Though it’s not strictly a string operation (it can be used with just about anything that can be measure), the len() method can be used to give you the length of a string. For example,
>>>string = “The Life of Brian”
>>>print len(string)
17
>>>len(“The Meaning of Life”)
19
As shown in the second example above, you don’t necessarily have to use a print statement (or print function in Python 3) to display a value. Simply writing what you want will print out the result. However, this doesn’t always work in your favor. Sometimes the object will only return a memory address, as we will see later in the book. Generally speaking, it’s simply easier to explicitly state “print” if you want a statement evaluated and printed out. Otherwise you don’t know exactly what value it will return.
Combining and Separating Strings
Strings can be combined (joined) and separated (split) quite easily. Tokenization is the process of splitting something up into individual tokens; in this case, a sentence is split into individual words. When a web page is parsed by a browser, the HTML, Javascript, and any other code in the page is tokenized and identified as a keyword, operator, variable, etc. The browser then uses this information to display the web page correctly, or at least as well as it can.
Python does much the same thing (though with better results). The Python interpreter tokenizes the source code and identifies the parts that are part of the actual programming language and the parts that are data. The individual tokens are separated by delimiters, characters that actually separate one token from another.
In strings, the main delimiter is a whitespace character, such as a tab, a newline, or an actual space. These delimiters mark off individual characters or words, sentences, and paragraphs. When special formatting is needed, other delimiters can be specified by the programmer.
Joining strings combines the separate strings into one string. Because string operations always create a new string, you don’t have to worry about the original strings being overwritten. The catch is that it doesn’t concatenate the strings, i.e. joining doesn’t combine them like you would expect. Here’s an example:
>>>string1 = “1 2 3”
>>>string2= “A B C”
>>>string3 = string2.join(string1)
>>>print string3
1A B C A B C2A B C A B C3
As you can see, the results are not what you expect. However, when creating a complex string, it can be better to put the pieces into a list and then simply join them, rather than trying to concatenate them.
Speaking of concatenation, I will briefly talk about it. Concatenation combines two or more strings into a new, complete string. This is probably what you were thinking when I talked about joining strings together.
>>>string1 + string2
'1 2 3A B C'
>>>”Navy gravy. ” + “The finest gravy in the Navy.”
Navy gravy. The finest gravy in the Navy.

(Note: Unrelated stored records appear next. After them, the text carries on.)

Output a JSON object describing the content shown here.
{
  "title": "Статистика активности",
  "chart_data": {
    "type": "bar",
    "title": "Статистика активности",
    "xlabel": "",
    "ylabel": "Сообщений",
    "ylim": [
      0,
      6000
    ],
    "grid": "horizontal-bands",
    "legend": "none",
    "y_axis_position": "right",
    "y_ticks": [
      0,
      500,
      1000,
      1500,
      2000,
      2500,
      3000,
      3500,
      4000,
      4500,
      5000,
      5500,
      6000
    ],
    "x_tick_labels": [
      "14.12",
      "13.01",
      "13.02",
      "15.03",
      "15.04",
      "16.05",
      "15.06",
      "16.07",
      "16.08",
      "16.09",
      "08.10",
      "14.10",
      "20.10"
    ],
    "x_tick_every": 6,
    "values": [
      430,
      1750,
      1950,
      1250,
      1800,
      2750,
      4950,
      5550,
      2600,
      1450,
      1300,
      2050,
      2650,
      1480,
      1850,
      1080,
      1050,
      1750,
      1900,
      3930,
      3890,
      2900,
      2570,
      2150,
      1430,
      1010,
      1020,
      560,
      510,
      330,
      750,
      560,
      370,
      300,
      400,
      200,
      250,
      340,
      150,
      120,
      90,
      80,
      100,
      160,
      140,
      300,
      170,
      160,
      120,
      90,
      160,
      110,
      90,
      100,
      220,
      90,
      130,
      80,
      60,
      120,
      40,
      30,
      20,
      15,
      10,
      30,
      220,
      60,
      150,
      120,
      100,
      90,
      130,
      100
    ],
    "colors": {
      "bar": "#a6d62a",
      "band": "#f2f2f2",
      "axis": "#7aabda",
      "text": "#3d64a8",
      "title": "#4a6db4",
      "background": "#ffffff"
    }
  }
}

Chances are you will use concatenation more often than joining. To me, it simply makes more sense than messing with join(). But, with practice, you may find joining to be easier or more efficient.
Finally, splitting strings separates them into their component parts. The result is a list containing the individual words or characters. Here are some examples:
>>>string = “My wife hates spam.”
>>>string.split() #split string at spaces
['My', 'wife', 'hates', 'spam.']
>>>new_string = “1, 2, 3”
>>>new_string.split(“,”) #split string at commas
['1', ' 2', ' 3']
As we move further into the Python language, we will look at these and other features of strings. Console programs will benefit most from learning how to use strings, however, word processors are obviously another place where knowing how to manipulate strings will come in handy.
A handy reference of the most common string methods can be found in the appendix of this book.